IBM Creates Ring Oscillator on a Single Nanotube

deeptrace writes "IBM has combined CMOS circuitry and a single carbon nanotube to implement a 5 stage ring oscillator. Even though the oscillator runs at just 52 MHz, they expect that it could reach the GHz range with improvements. The frequency of the current oscillator was higher than previous circuits using multiple nanotubes. IBM describes the achievement in the paper "Integrated Logic Circuit Assembled on a Single Carbon Nanotube" to be published this week in the journal Science."

A what?

[Eightyford]

What the hell is a ring oscillator, you ask? Well, wikipedia says:

A ring oscillator is a device composed of an odd number of NOT gates whose output oscillates between two voltage levels, representing true and false. The NOT gates, or inverters, are attached in a chain; the output of the last inverter is fed back into the first. The simplest ring oscillator, then, is a single inverter whose output is fed back to itself. Because a single inverter computes the logical NOT of its input, it can be shown that the last output of a chain of an odd number of inverters is the logical NOT of the first input. This final output is asserted a finite amount of time after the first input is asserted; the feedback of this last output to the input causes oscillation.

A circular chain composed of an even number of inverters cannot be used as a ring oscillator; the last output in this case is the same as the input. However, this configuration of inverter feedback can be used as a storage element; it is the basic building block of static random access memory, or SRAM.

A real ring oscillator only requires power to operate; above a certain threshold voltage, oscillations begin spontaneously. To increase the frequency of oscillation, two methods may be used. Firstly, the applied voltage may be increased; this increases both the frequency of the oscillation and the power consumed, which is dissipated as heat. The heat dissipated limits the speed of a given oscillator. Secondly, a smaller ring oscillator may be fabricated; this results in a higher frequency of oscillation given a certain power consumption.

To understand the operation of a ring oscillator, one must first understand gate delay. In a physical device, no gate can switch instantaneously; in a device fabricated with MOSFETs, for example, the gate capacitance must be charged before current can flow between the source and the drain. Thus, the output of every inverter of a ring oscillator changes a finite amount of time after the input has changed. From here, it can be easily seen that adding more inverters to the chain increases the total gate delay, reducing the frequency of oscillation.

Microsoft Innovates Too!

[BBCWatcher]

I'm really offended by all this IBM boosterism at Slashdot. Didn't you all hear Steve Ballmer say that IBM doesn't innovate? He's right, you know. And this carbon nanotube business is yet more evidence. IBM's work is hardly original. Carbon has been around forever. Steve Ballmer himself is made of carbon and other elements.

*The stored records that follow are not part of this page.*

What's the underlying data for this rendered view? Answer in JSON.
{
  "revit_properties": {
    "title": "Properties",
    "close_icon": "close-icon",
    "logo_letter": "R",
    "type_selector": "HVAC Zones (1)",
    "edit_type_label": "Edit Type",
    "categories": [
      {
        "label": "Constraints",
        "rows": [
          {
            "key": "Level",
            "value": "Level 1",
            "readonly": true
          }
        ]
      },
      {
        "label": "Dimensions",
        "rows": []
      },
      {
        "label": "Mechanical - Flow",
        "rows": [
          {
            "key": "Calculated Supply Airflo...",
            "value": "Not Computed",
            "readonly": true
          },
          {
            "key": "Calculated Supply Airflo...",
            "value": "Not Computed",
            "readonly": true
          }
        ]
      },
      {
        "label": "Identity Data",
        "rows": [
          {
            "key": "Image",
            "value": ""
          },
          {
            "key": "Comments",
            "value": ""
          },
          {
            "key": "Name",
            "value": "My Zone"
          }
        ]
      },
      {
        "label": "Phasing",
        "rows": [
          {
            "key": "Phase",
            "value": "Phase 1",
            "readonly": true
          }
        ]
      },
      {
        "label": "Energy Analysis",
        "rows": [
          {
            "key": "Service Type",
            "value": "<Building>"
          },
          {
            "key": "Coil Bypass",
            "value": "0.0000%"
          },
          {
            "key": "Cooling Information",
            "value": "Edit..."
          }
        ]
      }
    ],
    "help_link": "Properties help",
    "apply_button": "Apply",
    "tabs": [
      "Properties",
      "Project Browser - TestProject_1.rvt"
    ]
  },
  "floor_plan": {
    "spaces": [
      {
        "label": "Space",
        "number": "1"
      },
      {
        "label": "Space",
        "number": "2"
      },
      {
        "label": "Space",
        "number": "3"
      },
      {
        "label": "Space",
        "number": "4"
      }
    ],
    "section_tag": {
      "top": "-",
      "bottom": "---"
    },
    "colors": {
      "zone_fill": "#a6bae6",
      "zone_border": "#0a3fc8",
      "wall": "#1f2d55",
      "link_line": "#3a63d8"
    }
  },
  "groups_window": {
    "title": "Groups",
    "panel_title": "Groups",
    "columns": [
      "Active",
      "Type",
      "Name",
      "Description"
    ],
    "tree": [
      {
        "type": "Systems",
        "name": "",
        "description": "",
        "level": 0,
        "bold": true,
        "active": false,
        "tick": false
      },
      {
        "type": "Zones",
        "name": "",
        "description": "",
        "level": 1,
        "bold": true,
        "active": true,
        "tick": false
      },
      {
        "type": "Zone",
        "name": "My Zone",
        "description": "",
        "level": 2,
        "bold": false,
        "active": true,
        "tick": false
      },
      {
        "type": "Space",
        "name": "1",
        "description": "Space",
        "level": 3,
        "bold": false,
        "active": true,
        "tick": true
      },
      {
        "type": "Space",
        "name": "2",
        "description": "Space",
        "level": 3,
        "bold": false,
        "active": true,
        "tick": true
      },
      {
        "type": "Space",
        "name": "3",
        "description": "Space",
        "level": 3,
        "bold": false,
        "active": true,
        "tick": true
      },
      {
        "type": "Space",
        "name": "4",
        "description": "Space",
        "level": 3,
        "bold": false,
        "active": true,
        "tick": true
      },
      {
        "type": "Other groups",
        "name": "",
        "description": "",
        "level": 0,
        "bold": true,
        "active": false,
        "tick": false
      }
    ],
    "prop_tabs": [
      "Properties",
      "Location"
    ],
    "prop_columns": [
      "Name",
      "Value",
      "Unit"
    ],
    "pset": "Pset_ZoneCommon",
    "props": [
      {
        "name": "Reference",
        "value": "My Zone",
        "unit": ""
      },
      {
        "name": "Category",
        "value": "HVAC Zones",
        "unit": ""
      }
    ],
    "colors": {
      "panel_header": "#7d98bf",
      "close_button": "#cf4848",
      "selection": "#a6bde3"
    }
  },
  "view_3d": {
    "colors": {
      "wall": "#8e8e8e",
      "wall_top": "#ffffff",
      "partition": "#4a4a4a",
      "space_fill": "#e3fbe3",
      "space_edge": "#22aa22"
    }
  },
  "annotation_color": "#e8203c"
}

Now let's talk about REAL innovation. Microsoft just announced a new facial feature pack for Office's "Clippy." Now you can customize Clippy according to your facial preferences. Options include complexion, hair style, nose shape and size, and ear/nose jewelry.

Re:Can you please explain why this is significant?

[eurowombat]

Ring oscillators are simple circuits with which you can easily compare different circuit technolgoies. You simply scale the circuit to whatever your new design rules are, say 90 nm -> 65 nm, soi, etc. and measure the new frequency of the oscillator. This gives you a good base point for measuring and comparing the performance of the new technology.

Re:Explanation?

[jedZ]

A 5-stage ring oscillator is the hardware equivalent of a program that displays 'Hello World!'

Odd... just did this in class today...

[jpardey]

Lets see if this helps. Some people were confused...

A ring oscillator is a device for making square waves. It uses a common component, a NOT gate. In digital logic, there are two levels, high and low (or 1 and 0, respectivly). High is usually, as far as I have seen, +5 volts, while low is 0 volts (ground).

A NOT gate simply inverts the input. If the value is 1, it outputs 0. If the value is 0, it outputs 1. If the value is somewhere between the two, it will choose one state or the other based on some threshold voltage.

Changing output is not instantaneous. How much time it takes, I don't know. However, it is very fast.

I was going to draw a schematic, but I gave up on appeasing the lameness filter. So, we will use the power of imagination! Imagine one of these NOT gates hooked up to itself. It will switch on and off at a terrific rate. Put a wire on the output, and you have a square wave! Want it slower? Take another two NOT gates, and put them in the loop, so that the first one goes to the second goes to the third. Slower? Another two. If the number of NOT gates was even, the inverted signal would be uninverted by the next NOT gate, which is not what we want.

For more control, one can use a capacitor in a certain arrangment (I'm not looking through my notes). It will take a while to charge and discharge, acting as a delay. Just don't read its voltage as the signal, or you will get a dropping bit, then a rising bit, rather than a nice clean square wave.

Quite useful devices. I hope this clarifies things.